In the wake of Barack Obama’s $2.4 billion stimulus dump on electric vehicle technology yesterday, the Wall Street Journal wonders why there wasn’t more money aimed at charging infrastructure.
The Journal frames the issue as a chicken and egg problem, arguing:
Demand for electric cars isn’t likely to take off unless there are convenient ways to recharge batteries. But utilities and service-station operators aren’t likely to spend money on such infrastructure until there are enough cars on the road to make the investment profitable.
While this is a common concern for electric cars, we don’t think it will actually manifest itself as a huge stumbling block.

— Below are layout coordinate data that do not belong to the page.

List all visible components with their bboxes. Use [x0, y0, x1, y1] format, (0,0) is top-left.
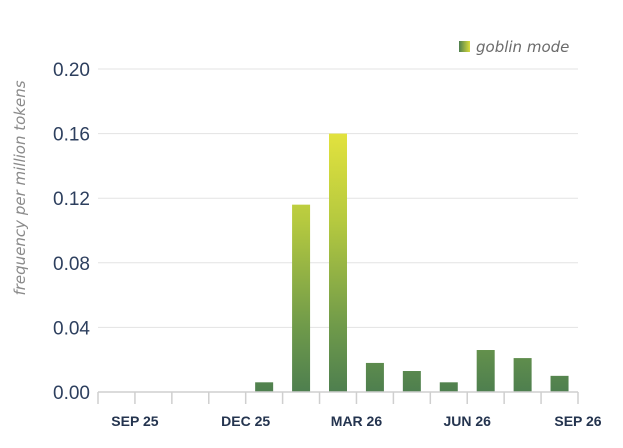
bar	[329, 133, 347, 392]
bar	[476, 350, 495, 392]
bar	[550, 375, 569, 392]
x-tick-label: SEP 25	[111, 413, 158, 429]
y-tick-label: 0.08	[53, 254, 90, 275]
bar	[439, 382, 458, 392]
x-tick-label: DEC 25	[221, 413, 270, 429]
y-axis-ticks: 0.00 0.04 0.08 0.12 0.16 0.20	[53, 60, 90, 404]
y-axis-label: frequency per million tokens	[11, 80, 29, 295]
y-tick-label: 0.00	[53, 383, 90, 404]
x-tick-label: JUN 26	[443, 413, 491, 429]
bar	[365, 362, 384, 392]
bar	[402, 371, 421, 392]
y-tick-label: 0.12	[53, 189, 90, 210]
bar	[513, 358, 532, 392]
legend: goblin mode	[459, 38, 569, 56]
legend-swatch	[459, 41, 470, 52]
y-tick-label: 0.04	[53, 318, 90, 339]
bars	[255, 133, 569, 392]
bar	[255, 382, 274, 392]
legend-label: goblin mode	[476, 38, 569, 56]
y-tick-label: 0.20	[53, 60, 90, 81]
x-tick-label: SEP 26	[554, 413, 601, 429]
bar	[292, 204, 311, 392]
y-tick-label: 0.16	[53, 125, 90, 146]
x-tick-label: MAR 26	[331, 413, 383, 429]
x-axis-ticks: SEP 25 DEC 25 MAR 26 JUN 26 SEP 26	[97, 392, 602, 429]
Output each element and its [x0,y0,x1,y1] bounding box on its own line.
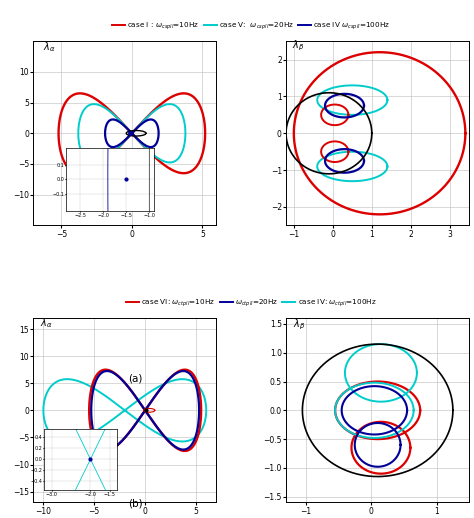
Text: (a): (a) [128,374,142,384]
Legend: case VI: $\omega_{ctpll}$=10Hz, $\omega_{ctpll}$=20Hz, case IV: $\omega_{ctpll}$: case VI: $\omega_{ctpll}$=10Hz, $\omega_… [123,294,379,311]
Text: $\lambda_\beta$: $\lambda_\beta$ [292,317,305,332]
Legend: case I : $\omega_{cspll}$=10Hz, case V:  $\omega_{cspll}$=20Hz, case IV $\omega_: case I : $\omega_{cspll}$=10Hz, case V: … [109,17,393,34]
Text: $\lambda_\alpha$: $\lambda_\alpha$ [40,316,53,330]
Text: (b): (b) [128,499,142,509]
Text: $\lambda_\alpha$: $\lambda_\alpha$ [43,40,55,54]
Text: $\lambda_\beta$: $\lambda_\beta$ [292,39,304,53]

First off, a decent chunk of this stimulus money, $99.8 million, went to funding charging infrastructure in a few states working with Nissan to roll out its electric car at the end of 2010. Those nine markets-Tennessee, Oregon, Sonoma County, California, San Diego, Phoenix, Tucson, Washington DC, Seattle, Raleigh–will be the test cases for Nissan, as it works out the kinks on its program.
Second, the government’s decision to dump cash into battery technology doesn’t mean it’s not considering looking out for charging infrastructure. Richard Lowenthal, CEO of charging station company, Coulomb Technologies, told us earlier this year that the stimulus package provides a 50% tax break on all charging stations.
If utilities want to install charging stations in preparation for a coming surge in electric cars, the stations are all half-off right now.
Third, this just isn’t a real problem, and we doubt it ever will be.
Despite some analysts declaring an “electric car bubble,” let’s remember there is only one electric car on the road today, the Tesla Roadster. Down the pipe we have Nissan and Coda developing pure electric cars that come out next year. Beyond that is Tesla’s Model S, which won’t be around until 2011-12.
There’s the Volt, which is a plug-in hybrid, as well as the Fisker Karma, also a plug-in hybrid. Because those cars can use gasoline when the charge is done, there isn’t a pressing need for charging stations for those cars. Plug them in at night, drive them, if the juice runs out, the gas takes over.
Coda is aiming for 20,000 units sold by 2011, Nissan hasn’t officially announced sales targets, but let’s say it’s way higher, 60,000. By the end of 2011, we’re looking at–very optimistically–over 80,000 pure electric cars on the road. Lowenthal says you need about two charging stations per car, one at home, one at work, or elsewhere. That means we need 160,000 stations installed around the country.
He thinks his company will be installing over 520 stations a month by the end of next year. If his projections are even off by half, the charging infrastructure should be in place. (Plus, he’s not the only charging company in the country.)
But, let’s say it’s not. Are the earliest adopters of electric cars really going to be turned off by a lack of charging stations? Is anyone going to own an electric car as their primary vehicle? Probably not for the first few years. It will be a commuter car, one that comes with accepted limitations.
As the cars catch on in the mainstream–or, if they catch on–then the charging stations will spring up naturally. If I own a strip mall, and I can offer a charging station to my customers, there’s no way I don’t do it. It’s a good way to draw in business. At minimum, the customer is stuck in my mall for 30 minutes, while the car juices up.
Should the government have dumped more money into charging stations? It’s arguable, as it’s a technology that’s ready today, would put people to work and create infrastructure, twin goals, that are important to the stimulus package.
But, it’s more important to spend money on the batteries to make these cars in the first place. Without the cars, there is absolutely no need for charging stations. Calling this is a chicken and egg problem is wrong.